Karimi Zeinab, Ghorbani Masoud, Hashemibeni Batool, Bahramian Hamid
Student of Medicine, School of Medicine and Student Research Committee, Isfahan University of Medical Sciences, Isfahan, Tehran, Iran.
Applied Biotechnology Researches Center, Pajooheshgah, Baqiatallah University of Medical Sciences, Tehran, Iran; Department of Tissue Engineering and Applied Cell Sciences, School of Advanced Technologies in Medicine, Tehran University of Medical Sciences, Tehran, Iran.
Adv Biomed Res. 2015 Nov 30;4:251. doi: 10.4103/2277-9175.170676. eCollection 2015.
Low back pain is one of the most significant musculoskeletal diseases of our time. Intervertebral disk herniation and central degeneration of the disk are two major reasons for low back pain, which occur because of structural impairment of the disk. The reduction of cell count and extracellular matrix, especially in the nucleus pulposus, causes disk degeneration. Different scaffolds have been used for tissue repairing and regeneration of the intervertebral disk in tissue engineering. Various methods are used for fabrication of the porosity scaffolds in tissue engineering. The freeze drying method has disadvantages such as: It is time consuming, needs high energy, and so on. The freeze-gelation method can save a great deal of time and energy, and large-sized porous scaffolds can be fabricated by this method. In this study, proliferation of the nucleus pulposus (NP) cells of the human intervertebral disk are compromised in the fabricated Chitosan-gelatin scaffolds by freeze drying and freeze gelation methods.

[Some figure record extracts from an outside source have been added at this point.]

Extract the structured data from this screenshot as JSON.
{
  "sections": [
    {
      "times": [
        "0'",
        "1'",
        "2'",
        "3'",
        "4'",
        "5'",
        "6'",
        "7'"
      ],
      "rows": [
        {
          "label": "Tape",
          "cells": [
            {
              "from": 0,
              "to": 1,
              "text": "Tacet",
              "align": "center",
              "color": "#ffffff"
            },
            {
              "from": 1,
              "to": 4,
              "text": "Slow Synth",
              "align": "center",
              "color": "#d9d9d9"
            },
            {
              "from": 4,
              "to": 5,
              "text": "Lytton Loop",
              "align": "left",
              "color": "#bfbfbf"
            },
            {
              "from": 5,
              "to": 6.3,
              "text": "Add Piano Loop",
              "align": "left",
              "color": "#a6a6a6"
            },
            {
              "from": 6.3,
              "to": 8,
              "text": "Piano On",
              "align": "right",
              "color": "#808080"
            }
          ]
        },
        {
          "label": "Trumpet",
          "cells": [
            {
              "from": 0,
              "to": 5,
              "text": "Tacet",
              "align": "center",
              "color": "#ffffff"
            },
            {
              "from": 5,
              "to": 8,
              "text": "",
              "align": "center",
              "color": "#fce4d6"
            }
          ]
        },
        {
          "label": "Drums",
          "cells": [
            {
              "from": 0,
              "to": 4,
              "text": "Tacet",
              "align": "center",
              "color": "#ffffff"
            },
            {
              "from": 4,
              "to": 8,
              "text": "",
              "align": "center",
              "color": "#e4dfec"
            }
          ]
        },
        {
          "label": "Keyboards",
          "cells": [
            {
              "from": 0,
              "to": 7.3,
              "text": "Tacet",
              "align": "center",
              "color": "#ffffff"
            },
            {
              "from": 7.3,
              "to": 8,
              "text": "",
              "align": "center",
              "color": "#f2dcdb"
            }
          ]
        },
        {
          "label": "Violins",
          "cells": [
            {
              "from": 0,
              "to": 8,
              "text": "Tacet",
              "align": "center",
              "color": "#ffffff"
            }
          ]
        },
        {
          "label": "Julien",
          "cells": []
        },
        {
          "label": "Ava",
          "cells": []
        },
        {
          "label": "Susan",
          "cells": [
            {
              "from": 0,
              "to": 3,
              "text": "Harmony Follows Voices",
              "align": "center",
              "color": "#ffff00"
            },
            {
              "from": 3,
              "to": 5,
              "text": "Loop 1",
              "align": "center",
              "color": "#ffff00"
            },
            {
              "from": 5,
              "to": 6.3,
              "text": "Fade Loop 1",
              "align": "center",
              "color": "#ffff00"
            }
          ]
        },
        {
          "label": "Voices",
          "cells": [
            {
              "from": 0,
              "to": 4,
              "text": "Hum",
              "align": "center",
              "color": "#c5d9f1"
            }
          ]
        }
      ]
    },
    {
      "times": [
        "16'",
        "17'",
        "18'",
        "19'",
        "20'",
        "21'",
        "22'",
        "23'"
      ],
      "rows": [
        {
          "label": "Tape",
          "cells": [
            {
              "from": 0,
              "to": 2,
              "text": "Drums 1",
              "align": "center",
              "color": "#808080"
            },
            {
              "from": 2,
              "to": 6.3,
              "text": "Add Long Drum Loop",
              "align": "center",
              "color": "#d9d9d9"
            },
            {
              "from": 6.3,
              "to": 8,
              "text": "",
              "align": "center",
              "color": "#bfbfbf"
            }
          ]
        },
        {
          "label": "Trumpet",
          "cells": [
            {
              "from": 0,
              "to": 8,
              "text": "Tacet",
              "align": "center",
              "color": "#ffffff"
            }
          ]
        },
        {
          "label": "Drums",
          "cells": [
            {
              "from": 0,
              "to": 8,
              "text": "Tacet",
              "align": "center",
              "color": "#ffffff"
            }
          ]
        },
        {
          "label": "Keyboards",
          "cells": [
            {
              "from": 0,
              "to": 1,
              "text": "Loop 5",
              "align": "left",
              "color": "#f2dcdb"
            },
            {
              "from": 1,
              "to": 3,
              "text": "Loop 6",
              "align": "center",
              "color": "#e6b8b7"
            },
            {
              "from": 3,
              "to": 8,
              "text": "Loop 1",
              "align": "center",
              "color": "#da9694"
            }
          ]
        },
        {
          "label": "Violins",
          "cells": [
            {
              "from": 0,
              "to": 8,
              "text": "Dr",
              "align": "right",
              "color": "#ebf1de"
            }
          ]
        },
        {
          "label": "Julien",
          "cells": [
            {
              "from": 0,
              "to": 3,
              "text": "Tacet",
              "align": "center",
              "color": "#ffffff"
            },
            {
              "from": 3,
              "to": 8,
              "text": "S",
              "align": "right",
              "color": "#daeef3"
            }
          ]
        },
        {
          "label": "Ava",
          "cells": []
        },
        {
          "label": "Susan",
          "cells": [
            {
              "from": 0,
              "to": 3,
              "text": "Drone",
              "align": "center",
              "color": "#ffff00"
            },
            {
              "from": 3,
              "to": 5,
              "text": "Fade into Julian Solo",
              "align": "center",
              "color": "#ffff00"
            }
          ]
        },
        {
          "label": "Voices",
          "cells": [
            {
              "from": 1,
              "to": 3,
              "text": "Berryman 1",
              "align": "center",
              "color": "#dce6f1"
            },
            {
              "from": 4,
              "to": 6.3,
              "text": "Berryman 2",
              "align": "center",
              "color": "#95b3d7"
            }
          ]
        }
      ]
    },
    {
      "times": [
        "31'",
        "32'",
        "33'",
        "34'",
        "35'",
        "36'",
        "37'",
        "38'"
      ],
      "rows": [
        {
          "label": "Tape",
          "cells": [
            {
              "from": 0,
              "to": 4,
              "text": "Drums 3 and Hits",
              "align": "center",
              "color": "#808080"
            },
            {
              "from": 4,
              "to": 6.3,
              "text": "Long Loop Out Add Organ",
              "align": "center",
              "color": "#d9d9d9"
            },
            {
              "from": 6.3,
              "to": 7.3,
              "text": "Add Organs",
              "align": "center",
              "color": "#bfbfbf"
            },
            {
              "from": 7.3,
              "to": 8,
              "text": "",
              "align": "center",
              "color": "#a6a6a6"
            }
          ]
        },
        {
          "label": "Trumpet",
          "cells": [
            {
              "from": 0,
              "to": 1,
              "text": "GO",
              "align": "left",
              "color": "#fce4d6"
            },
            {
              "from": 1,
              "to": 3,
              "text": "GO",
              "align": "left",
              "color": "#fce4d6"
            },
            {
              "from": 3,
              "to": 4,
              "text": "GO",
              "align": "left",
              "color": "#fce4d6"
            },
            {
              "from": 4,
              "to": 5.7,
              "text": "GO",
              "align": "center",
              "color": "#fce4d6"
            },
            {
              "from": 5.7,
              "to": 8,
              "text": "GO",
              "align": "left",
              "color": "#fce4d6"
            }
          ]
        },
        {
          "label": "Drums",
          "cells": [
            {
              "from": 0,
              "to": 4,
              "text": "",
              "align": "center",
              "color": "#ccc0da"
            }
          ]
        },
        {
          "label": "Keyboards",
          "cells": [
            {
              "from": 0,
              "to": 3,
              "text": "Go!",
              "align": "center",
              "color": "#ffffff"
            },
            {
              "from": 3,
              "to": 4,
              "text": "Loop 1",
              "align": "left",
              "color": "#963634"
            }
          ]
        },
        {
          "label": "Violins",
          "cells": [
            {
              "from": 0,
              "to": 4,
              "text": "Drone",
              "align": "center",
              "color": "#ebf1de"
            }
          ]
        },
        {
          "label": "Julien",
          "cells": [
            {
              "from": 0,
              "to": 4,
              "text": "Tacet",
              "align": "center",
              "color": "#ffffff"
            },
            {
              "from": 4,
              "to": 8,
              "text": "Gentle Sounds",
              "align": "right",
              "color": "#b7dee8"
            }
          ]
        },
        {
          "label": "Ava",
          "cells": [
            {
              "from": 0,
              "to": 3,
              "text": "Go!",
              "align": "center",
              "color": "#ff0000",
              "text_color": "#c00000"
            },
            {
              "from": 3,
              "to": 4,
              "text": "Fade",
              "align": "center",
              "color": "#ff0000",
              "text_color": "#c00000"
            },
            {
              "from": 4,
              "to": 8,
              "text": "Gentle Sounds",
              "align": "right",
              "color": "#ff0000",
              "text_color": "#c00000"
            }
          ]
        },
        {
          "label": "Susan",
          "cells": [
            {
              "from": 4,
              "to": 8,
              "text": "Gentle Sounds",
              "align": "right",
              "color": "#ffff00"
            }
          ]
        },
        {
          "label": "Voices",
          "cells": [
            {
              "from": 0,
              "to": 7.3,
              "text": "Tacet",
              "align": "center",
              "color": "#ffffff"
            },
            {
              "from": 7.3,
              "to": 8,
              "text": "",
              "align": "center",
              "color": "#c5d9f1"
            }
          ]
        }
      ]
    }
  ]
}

The cells were obtained from the nucleus pulposus by collagenase enzymatic hydrolysis. They were obtained from patients who were undergoing open surgery for discectomy in the Isfahan Alzahra Hospital. Chitosan was blended with gelatin. Chitosan polymer, solution after freezing at -80°C, was immersed in sodium hydroxide (NaOH) solution. The cellular suspension was transferred to each scaffold and cultured in plate for 14 days. Cell viability and proliferation were investigated by Trypan blue and MTT assays.
The MTT and Trypan blue assays demonstrated that cell viability and the mean of the cell number showed a significant difference between three and fourteen days, in both scaffolds. Accordingly, there was a significantly decrease in the fabricated chitosan-gelatin scaffold by the freeze-drying method.

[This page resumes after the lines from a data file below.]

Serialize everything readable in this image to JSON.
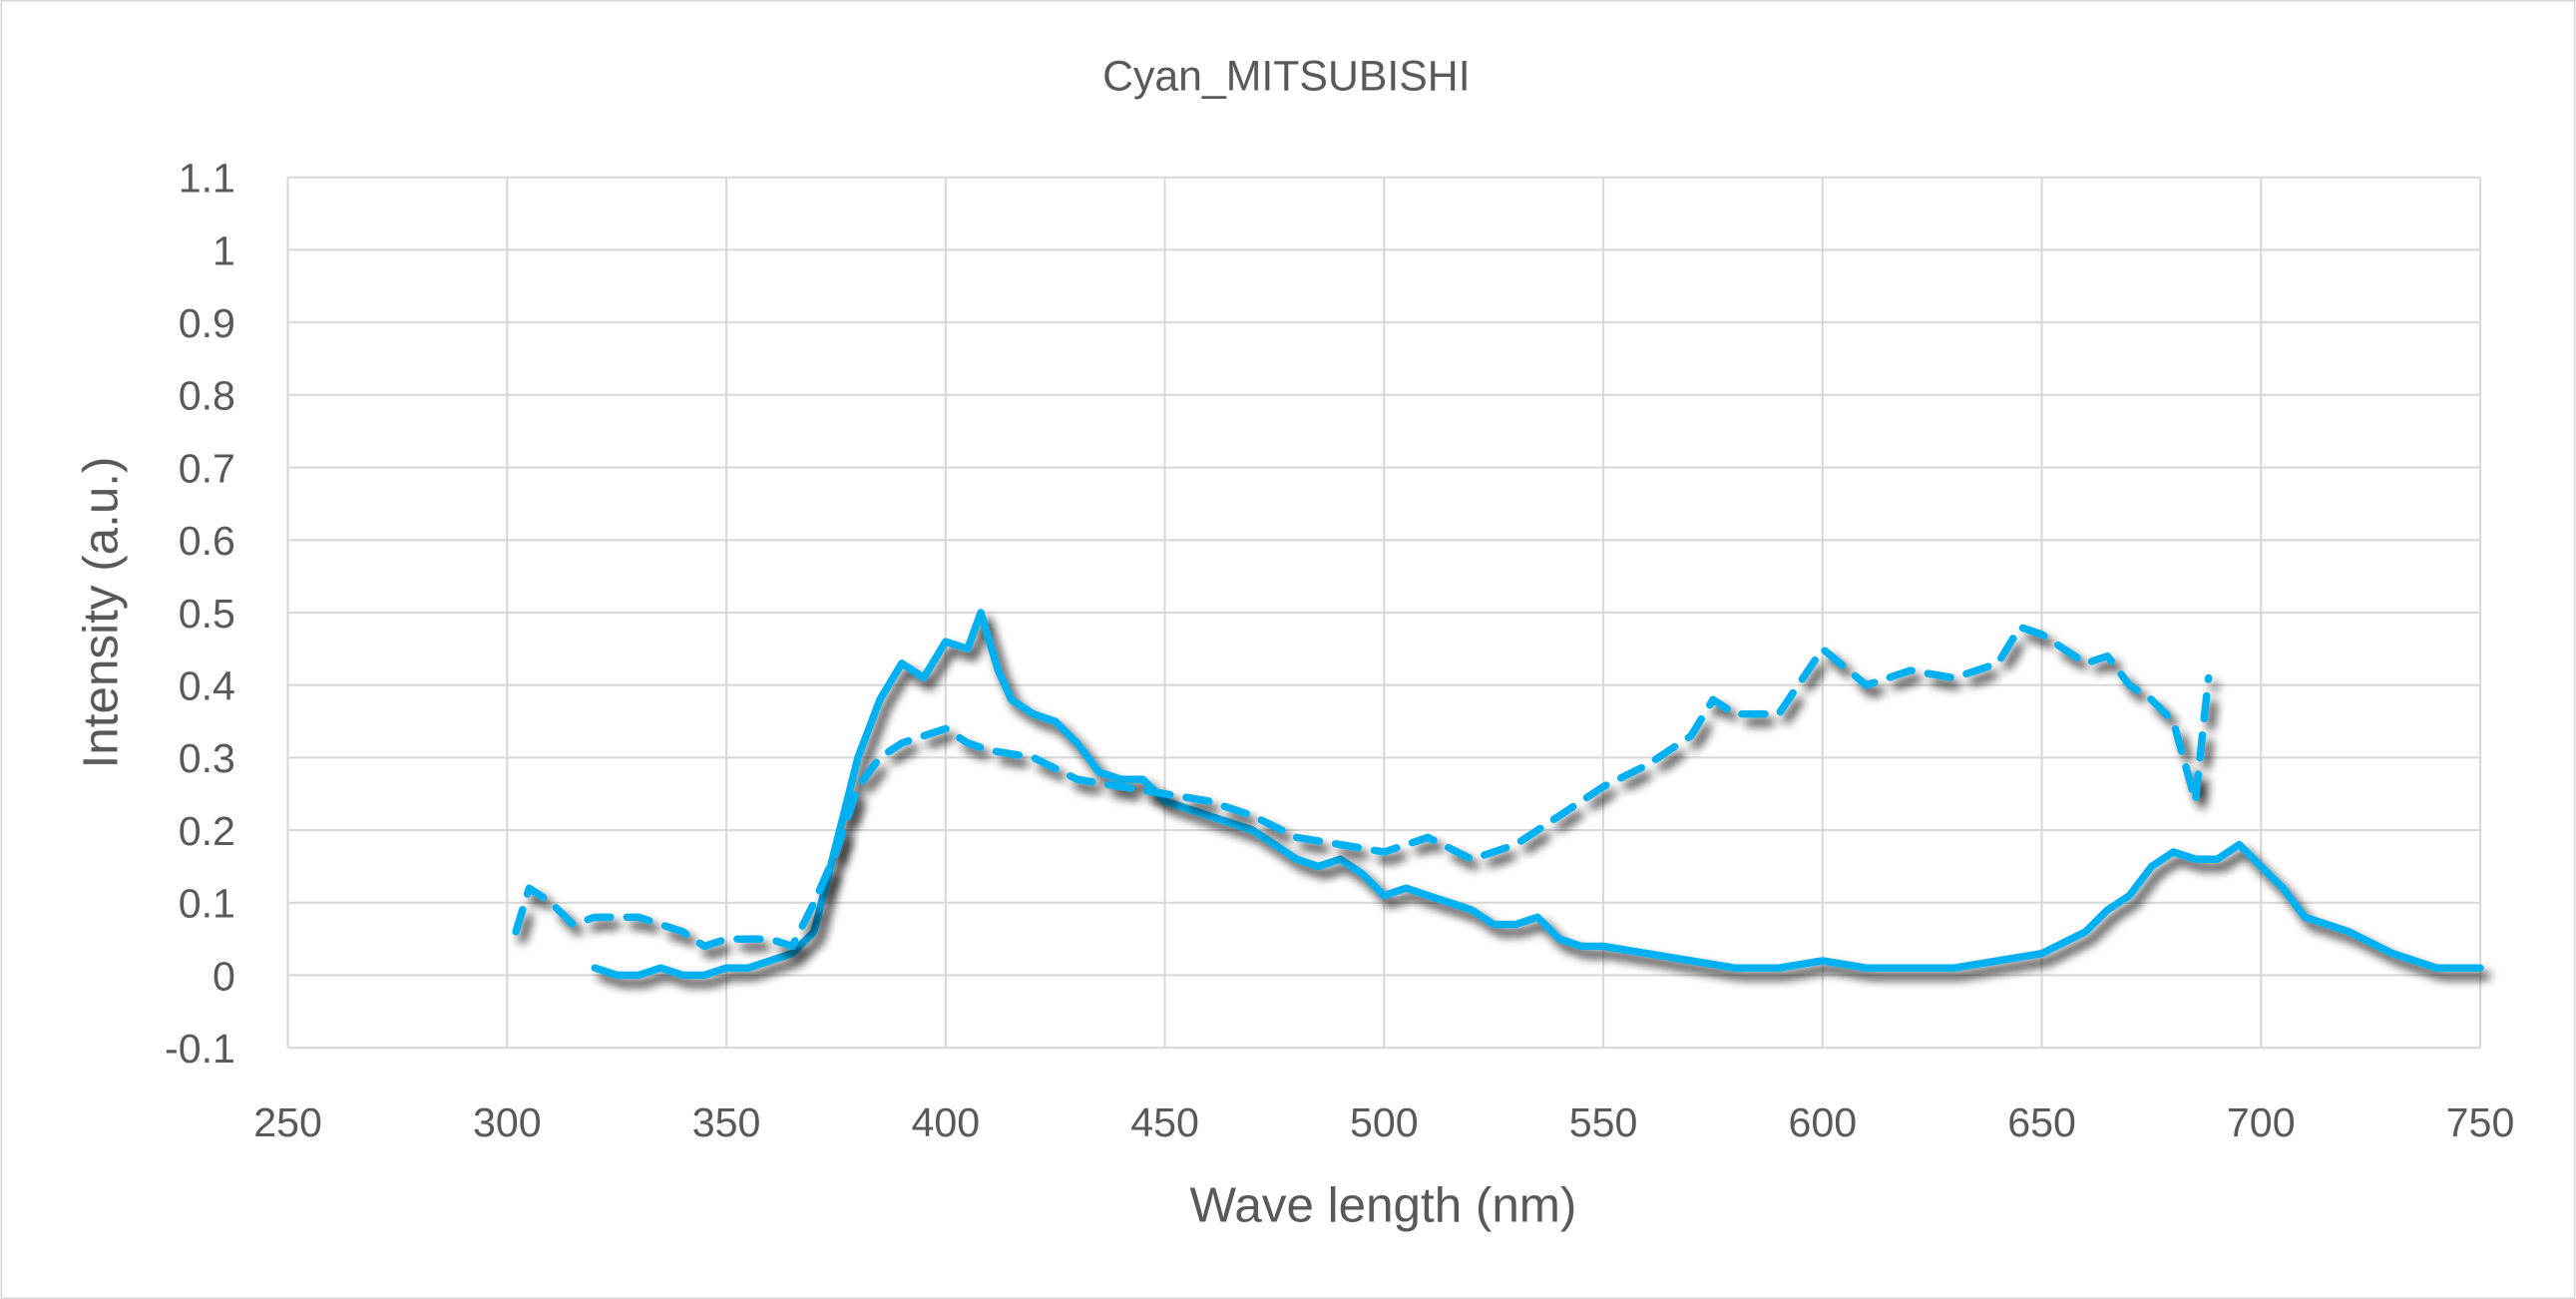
{
  "chart_data": {
    "type": "line",
    "title": "Cyan_MITSUBISHI",
    "xlabel": "Wave length (nm)",
    "ylabel": "Intensity (a.u.)",
    "xlim": [
      250,
      750
    ],
    "ylim": [
      -0.1,
      1.1
    ],
    "xticks": [
      "250",
      "300",
      "350",
      "400",
      "450",
      "500",
      "550",
      "600",
      "650",
      "700",
      "750"
    ],
    "yticks": [
      "-0.1",
      "0",
      "0.1",
      "0.2",
      "0.3",
      "0.4",
      "0.5",
      "0.6",
      "0.7",
      "0.8",
      "0.9",
      "1",
      "1.1"
    ],
    "grid": true,
    "line_color": "#00b0f0",
    "series": [
      {
        "name": "solid",
        "style": "solid",
        "x": [
          320,
          325,
          330,
          335,
          340,
          345,
          350,
          355,
          360,
          365,
          370,
          375,
          380,
          385,
          390,
          395,
          400,
          405,
          408,
          412,
          415,
          420,
          425,
          430,
          435,
          440,
          445,
          450,
          455,
          460,
          465,
          470,
          475,
          480,
          485,
          490,
          495,
          500,
          505,
          510,
          515,
          520,
          525,
          530,
          535,
          540,
          545,
          550,
          560,
          570,
          580,
          590,
          600,
          610,
          620,
          630,
          640,
          650,
          660,
          665,
          670,
          675,
          680,
          685,
          690,
          695,
          700,
          705,
          710,
          720,
          730,
          740,
          750
        ],
        "y": [
          0.01,
          0.0,
          0.0,
          0.01,
          0.0,
          0.0,
          0.01,
          0.01,
          0.02,
          0.03,
          0.06,
          0.18,
          0.3,
          0.38,
          0.43,
          0.41,
          0.46,
          0.45,
          0.5,
          0.42,
          0.38,
          0.36,
          0.35,
          0.32,
          0.28,
          0.27,
          0.27,
          0.24,
          0.23,
          0.22,
          0.21,
          0.2,
          0.18,
          0.16,
          0.15,
          0.16,
          0.14,
          0.11,
          0.12,
          0.11,
          0.1,
          0.09,
          0.07,
          0.07,
          0.08,
          0.05,
          0.04,
          0.04,
          0.03,
          0.02,
          0.01,
          0.01,
          0.02,
          0.01,
          0.01,
          0.01,
          0.02,
          0.03,
          0.06,
          0.09,
          0.11,
          0.15,
          0.17,
          0.16,
          0.16,
          0.18,
          0.15,
          0.12,
          0.08,
          0.06,
          0.03,
          0.01,
          0.01
        ]
      },
      {
        "name": "dashed",
        "style": "dashed",
        "x": [
          302,
          305,
          310,
          315,
          320,
          330,
          340,
          345,
          350,
          360,
          365,
          370,
          375,
          380,
          385,
          390,
          395,
          400,
          405,
          410,
          420,
          430,
          440,
          450,
          460,
          470,
          480,
          490,
          500,
          510,
          520,
          530,
          540,
          550,
          560,
          570,
          575,
          580,
          590,
          600,
          610,
          620,
          630,
          640,
          645,
          650,
          660,
          665,
          670,
          675,
          680,
          685,
          688
        ],
        "y": [
          0.06,
          0.12,
          0.1,
          0.07,
          0.08,
          0.08,
          0.06,
          0.04,
          0.05,
          0.05,
          0.04,
          0.1,
          0.17,
          0.26,
          0.3,
          0.32,
          0.33,
          0.34,
          0.32,
          0.31,
          0.3,
          0.27,
          0.26,
          0.25,
          0.24,
          0.22,
          0.19,
          0.18,
          0.17,
          0.19,
          0.16,
          0.18,
          0.22,
          0.26,
          0.29,
          0.33,
          0.38,
          0.36,
          0.36,
          0.45,
          0.4,
          0.42,
          0.41,
          0.43,
          0.48,
          0.47,
          0.43,
          0.44,
          0.4,
          0.38,
          0.35,
          0.24,
          0.41
        ]
      }
    ]
  }
}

The fabricated chitosan-gelatin scaffold by the freeze-gelation method prepared a better condition for proliferation of NP cells when compared with the fabricated chitosan-gelatin scaffold by the freeze drying method.
腰痛是当今最主要的肌肉骨骼疾病之一。椎间盘突出和椎间盘中央退变是腰痛的两个主要原因,这是由于椎间盘结构受损所致。细胞数量和细胞外基质的减少,尤其是髓核中的减少,会导致椎间盘退变。在组织工程中,不同的支架已被用于椎间盘的组织修复和再生。组织工程中用于制造多孔支架的方法有多种。冷冻干燥法存在耗时、耗能高等缺点。冷冻凝胶化法可节省大量时间和能源,且可通过该方法制造大尺寸多孔支架。在本研究中,通过冷冻干燥和冷冻凝胶化方法制备的壳聚糖 - 明胶支架中,人椎间盘髓核(NP)细胞的增殖受到影响。

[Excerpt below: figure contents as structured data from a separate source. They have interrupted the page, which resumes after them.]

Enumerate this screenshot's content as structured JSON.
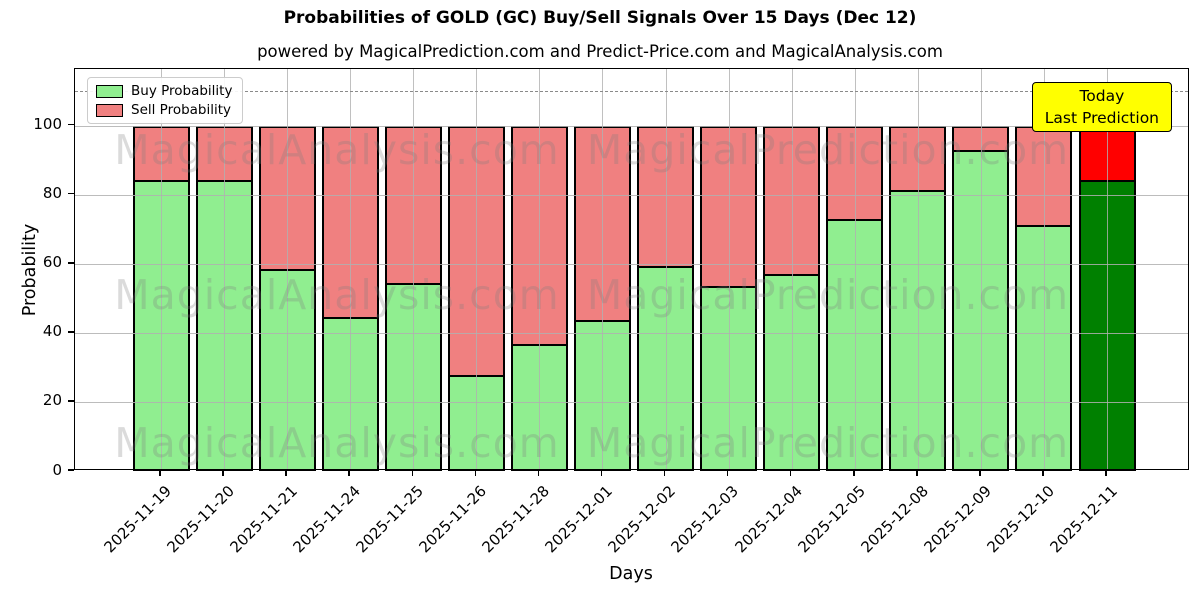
{
  "title": "Probabilities of GOLD (GC) Buy/Sell Signals Over 15 Days (Dec 12)",
  "subtitle": "powered by MagicalPrediction.com and Predict-Price.com and MagicalAnalysis.com",
  "axes": {
    "ylabel": "Probability",
    "xlabel": "Days",
    "yticks": [
      0,
      20,
      40,
      60,
      80,
      100
    ],
    "ymax": 116.4,
    "dashed_line_y": 110,
    "grid": "on"
  },
  "legend": {
    "position": "upper-left",
    "items": [
      {
        "label": "Buy Probability",
        "color": "#90ee90"
      },
      {
        "label": "Sell Probability",
        "color": "#f08080"
      }
    ]
  },
  "annotation_box": {
    "line1": "Today",
    "line2": "Last Prediction",
    "bg_color": "#ffff00"
  },
  "watermarks": {
    "left_text": "MagicalAnalysis.com",
    "right_text": "MagicalPrediction.com"
  },
  "colors": {
    "buy": "#90ee90",
    "sell": "#f08080",
    "today_buy": "#008000",
    "today_sell": "#ff0000",
    "bar_edge": "#000000"
  },
  "chart_data": {
    "type": "bar",
    "stacked": true,
    "title": "Probabilities of GOLD (GC) Buy/Sell Signals Over 15 Days (Dec 12)",
    "xlabel": "Days",
    "ylabel": "Probability",
    "ylim": [
      0,
      116.4
    ],
    "categories": [
      "2025-11-19",
      "2025-11-20",
      "2025-11-21",
      "2025-11-24",
      "2025-11-25",
      "2025-11-26",
      "2025-11-28",
      "2025-12-01",
      "2025-12-02",
      "2025-12-03",
      "2025-12-04",
      "2025-12-05",
      "2025-12-08",
      "2025-12-09",
      "2025-12-10",
      "2025-12-11"
    ],
    "series": [
      {
        "name": "Buy Probability",
        "values": [
          84,
          84,
          58,
          44,
          54,
          27,
          36,
          43,
          59,
          53,
          56.5,
          72.5,
          81,
          93,
          71,
          84
        ]
      },
      {
        "name": "Sell Probability",
        "values": [
          16,
          16,
          42,
          56,
          46,
          73,
          64,
          57,
          41,
          47,
          43.5,
          27.5,
          19,
          7,
          29,
          16
        ]
      }
    ],
    "today_bar_index": 15,
    "legend_entries": [
      "Buy Probability",
      "Sell Probability"
    ],
    "annotations": [
      "Today",
      "Last Prediction"
    ],
    "dashed_reference_line_y": 110
  }
}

通过胶原酶酶解从髓核中获取细胞。细胞取自伊斯法罕阿尔扎赫拉医院正在接受开放性椎间盘切除术的患者。将壳聚糖与明胶混合。壳聚糖聚合物在 -80°C 冷冻后的溶液浸入氢氧化钠(NaOH)溶液中。将细胞悬液转移至每个支架并在培养板中培养 14 天。通过台盼蓝和 MTT 试验研究细胞活力和增殖情况。
MTT 和台盼蓝试验表明,在两种支架中,细胞活力和细胞数量平均值在第 3 天和第 14 天之间均显示出显著差异。因此,冷冻干燥法制备的壳聚糖 - 明胶支架有显著下降。
与冷冻干燥法制备的壳聚糖 - 明胶支架相比,冷冻凝胶化法制备的壳聚糖 - 明胶支架为 NP 细胞增殖提供了更好的条件。